The woman who was working in the store happened by, and asked if she could help. I stammered that I needed running shoes for my daughter, but…
And it was like she read my mind. She remarked that there was not a lot of choice — at which I blurted out “UNLESS YOU LOVE PINK AND ARE EASILY MANIPULATED BY MARKETING AND OH MY GOD THIRTY DOLLARS MY SHOES DONT EVEN COST THAT MUCH” — and that she didn’t even have anything on sale or in the back to offer me.
“But,” she leaned over and whispered, as if giving away a state secret for which she could be shot on sight if anyone overheard her, “if you don’t mind boys’ shoes there’s this pair for $17″.
She handed me a running shoe.

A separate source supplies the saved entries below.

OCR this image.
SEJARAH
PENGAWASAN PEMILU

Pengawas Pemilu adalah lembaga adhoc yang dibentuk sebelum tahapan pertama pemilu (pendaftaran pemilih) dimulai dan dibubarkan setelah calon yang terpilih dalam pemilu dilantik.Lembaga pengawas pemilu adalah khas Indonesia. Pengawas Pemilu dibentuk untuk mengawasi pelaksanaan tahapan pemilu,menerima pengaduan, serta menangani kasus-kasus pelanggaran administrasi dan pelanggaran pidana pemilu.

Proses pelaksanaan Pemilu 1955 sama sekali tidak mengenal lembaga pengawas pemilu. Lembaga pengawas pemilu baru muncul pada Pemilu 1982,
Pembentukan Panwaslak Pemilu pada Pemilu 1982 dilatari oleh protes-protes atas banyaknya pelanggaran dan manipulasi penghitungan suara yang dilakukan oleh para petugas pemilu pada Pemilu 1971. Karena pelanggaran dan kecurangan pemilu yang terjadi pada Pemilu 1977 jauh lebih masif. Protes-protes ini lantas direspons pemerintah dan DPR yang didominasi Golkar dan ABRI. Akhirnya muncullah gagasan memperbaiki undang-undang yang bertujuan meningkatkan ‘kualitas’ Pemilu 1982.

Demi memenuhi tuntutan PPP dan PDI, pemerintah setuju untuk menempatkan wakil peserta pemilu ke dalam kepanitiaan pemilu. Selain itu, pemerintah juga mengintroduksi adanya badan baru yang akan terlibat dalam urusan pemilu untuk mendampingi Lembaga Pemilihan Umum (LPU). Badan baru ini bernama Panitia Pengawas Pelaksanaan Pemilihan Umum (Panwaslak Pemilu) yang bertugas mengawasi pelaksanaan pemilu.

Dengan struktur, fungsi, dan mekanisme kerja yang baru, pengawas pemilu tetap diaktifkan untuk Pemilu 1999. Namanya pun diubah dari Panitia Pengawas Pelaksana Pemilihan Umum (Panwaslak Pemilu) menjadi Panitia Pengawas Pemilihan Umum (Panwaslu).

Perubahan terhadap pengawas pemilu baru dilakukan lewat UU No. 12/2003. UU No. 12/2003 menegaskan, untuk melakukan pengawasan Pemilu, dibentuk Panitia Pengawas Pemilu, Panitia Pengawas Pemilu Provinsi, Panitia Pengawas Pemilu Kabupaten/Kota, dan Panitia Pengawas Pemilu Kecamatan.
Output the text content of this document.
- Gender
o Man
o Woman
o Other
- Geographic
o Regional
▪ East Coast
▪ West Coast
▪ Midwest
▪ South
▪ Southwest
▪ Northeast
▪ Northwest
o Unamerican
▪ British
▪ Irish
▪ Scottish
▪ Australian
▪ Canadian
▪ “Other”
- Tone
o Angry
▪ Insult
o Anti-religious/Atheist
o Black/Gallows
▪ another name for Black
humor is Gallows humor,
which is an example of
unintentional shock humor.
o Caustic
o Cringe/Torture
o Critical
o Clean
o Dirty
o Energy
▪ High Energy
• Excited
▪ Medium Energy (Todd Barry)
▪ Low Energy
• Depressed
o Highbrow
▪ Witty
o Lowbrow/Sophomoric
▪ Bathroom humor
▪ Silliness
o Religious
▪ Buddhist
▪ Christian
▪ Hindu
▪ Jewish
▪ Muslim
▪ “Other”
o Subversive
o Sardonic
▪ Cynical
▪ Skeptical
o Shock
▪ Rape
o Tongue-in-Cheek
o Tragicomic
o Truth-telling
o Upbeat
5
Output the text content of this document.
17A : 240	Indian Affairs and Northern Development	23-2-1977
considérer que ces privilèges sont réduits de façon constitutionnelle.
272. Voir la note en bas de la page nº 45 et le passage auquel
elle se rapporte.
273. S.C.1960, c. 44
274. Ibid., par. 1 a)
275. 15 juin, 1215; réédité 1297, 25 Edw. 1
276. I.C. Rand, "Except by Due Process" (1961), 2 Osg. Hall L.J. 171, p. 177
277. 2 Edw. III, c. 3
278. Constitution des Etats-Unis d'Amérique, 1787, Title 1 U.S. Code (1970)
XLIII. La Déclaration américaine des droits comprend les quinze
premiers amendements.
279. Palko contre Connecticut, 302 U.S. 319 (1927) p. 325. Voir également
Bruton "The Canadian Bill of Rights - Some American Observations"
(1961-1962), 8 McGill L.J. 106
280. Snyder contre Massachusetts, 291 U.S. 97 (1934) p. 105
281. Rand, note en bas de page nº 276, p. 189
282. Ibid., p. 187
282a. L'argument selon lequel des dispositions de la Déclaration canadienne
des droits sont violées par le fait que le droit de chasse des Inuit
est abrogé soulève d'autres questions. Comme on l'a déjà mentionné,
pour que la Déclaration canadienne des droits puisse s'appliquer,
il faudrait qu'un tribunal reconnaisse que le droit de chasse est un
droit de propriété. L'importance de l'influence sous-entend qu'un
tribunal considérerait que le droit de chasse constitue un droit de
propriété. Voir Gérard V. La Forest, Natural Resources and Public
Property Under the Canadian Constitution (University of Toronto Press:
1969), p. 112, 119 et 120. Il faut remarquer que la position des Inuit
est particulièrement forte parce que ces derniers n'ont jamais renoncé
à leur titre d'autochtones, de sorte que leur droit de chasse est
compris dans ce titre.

Black and white, with a little red on it. Laces and velcro. No characters. No bedazzlement. Nothing lighting up or playing “Someday My Prince Will Come”.
Real Live Running Shoes. For SEVENTEEN dollars.
I almost kissed her.
Meanwhile, Stinkerbelle sat in her stroller, repeating “WALKINGWALKINGWALKINGWALKINGWALKINGWALKINGWALKING” like a record that was skipping. But like the record player was starting to overheat, because it was getting increasingly faster and higher-pitched and hysterical.
“I’ll take them,” I said.
I paid for the shoes and gave them to Stinkerbelle. She was enchanted. Moreso by the box than anything, but hey — new shoes AND a box to put them in. IT’S A GOOD DAY.
But I was feeling guilty. My kid wears a lot of hand-me-downs, and here we go out and buy her shoes, and I pick the cheapo boys’ pair. What kind of mom does that? But at least the money I saved on shoes I could put towards her therapy bills later, right?
No. BAD mommy. BAD.
So, we stopped at another couple of stores where there were racks and racks of shoes. But I could not bring myself to buy them. Silver rubber running-shoe-slash-flip-flop combos. Clear plastic flip flops. (Yeah. Size 3s. For a toddler. Who DOES that to their kid?) Crazy-ass thigh-high lace-up sneaker things. All priced in the thirty dollar range.
I couldn’t do it.
Then, in the deepest, darkest, back corner of Children’s Place, hidden away like the crazy old aunty you don’t want friends to know is living with you… were SNEAKERS. Regular old lace-up Keds-style sneakers. Sure, they were rainbow tiger-striped canvas things. But they were SNEAKERS. And they were only TWELVE bucks. And they were in a 20% OFF rack.
I grabbed them.
We paid, and off we went to the car with our unfashionable, on-sale booty. Making sure nobody saw us, so they could not point at our purchases and stare and say “DEAR DOG WHAT HAS SHE DONE TO THAT POOR CHILD.”
We came home, and closed the door. Stinkerbelle plopped down on the floor, and was sitting amid several shoes strewn about the foyer, taking off her current shoes to put on a pair of too-small sandals.
And was hit with a wave of shock and horror. “She needs new winter boots.”
I wonder if moving to Barbados might be in our future.